NASHVILLE, Tenn. (OSBORNE) -- The Sixth Circuit Court of Appeals will this week hear oral arguments in Tennessee’s lawsuit against federal immigration policy.
Two years ago this month state lawmakers filed suit challenging the fed’s right to resettle refugees in Tennessee without state consent. When the state’s Attorney General declined to file the suit, lawmakers found a faith-based Michigan law firm to represent them.
One year ago this month a federal judge tossed the suit saying it lacked merit. American Civil Liberties Union Legal Director Tom Castelli says the judge also questioned lawmaker’s right to file the suit.
“General Assembly didn’t have the power to bring a lawsuit on behalf of the State of Tennessee…that the governor and the Attorney General have that power.”
State lawmakers appealed to the Sixth Circuit which will hear the case Tuesday.

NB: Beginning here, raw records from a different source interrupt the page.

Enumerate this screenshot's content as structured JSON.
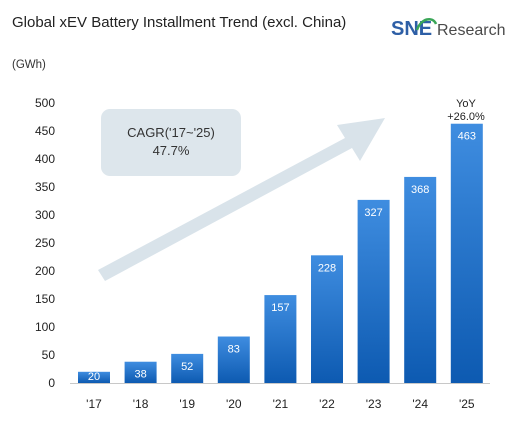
{
  "title": "Global xEV Battery Installment Trend (excl. China)",
  "logo": {
    "brand": "SNE",
    "suffix": "Research",
    "colors": {
      "brand": "#2e5fa6",
      "green": "#3aa657",
      "text": "#4a4a4a"
    }
  },
  "colors": {
    "bar_top": "#3f8de0",
    "bar_bottom": "#0d5ab1",
    "annotation_box": "#dde6ec",
    "arrow": "#d9e3ea"
  },
  "chart_data": {
    "type": "bar",
    "unit_label": "(GWh)",
    "categories": [
      "'17",
      "'18",
      "'19",
      "'20",
      "'21",
      "'22",
      "'23",
      "'24",
      "'25"
    ],
    "values": [
      20,
      38,
      52,
      83,
      157,
      228,
      327,
      368,
      463
    ],
    "data_labels": [
      "20",
      "38",
      "52",
      "83",
      "157",
      "228",
      "327",
      "368",
      "463"
    ],
    "yticks": [
      "0",
      "50",
      "100",
      "150",
      "200",
      "250",
      "300",
      "350",
      "400",
      "450",
      "500"
    ],
    "ylim": [
      0,
      500
    ],
    "grid": false,
    "annotations": {
      "cagr_line1": "CAGR('17~'25)",
      "cagr_line2": "47.7%",
      "yoy_line1": "YoY",
      "yoy_line2": "+26.0%"
    }
  }
}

Attorneys with the U.S. Department of Justice will defend the federal immigration program in this week’s oral arguments in front of the Sixth Circuit.
Advocacy groups opposed to Tennessee’s lawsuit initially worried that the Trump Administration might refuse to defend federal immigration policy, but Castelli says that fear hasn’t been realized.
“The federal government made the motion to dismiss and made all the arguments that were relevant and have again made those in this brief, so I feel pretty confident that the federal government will at oral arguments continue to defend the statute.”
WMOT asked Republican legislative leaders and the Christian firm representing lawmakers for comment, but received no response.
Attorney Tom Castelli says he expects Sixth Circuit judges to render their opinion in the case by summer, fall at the latest.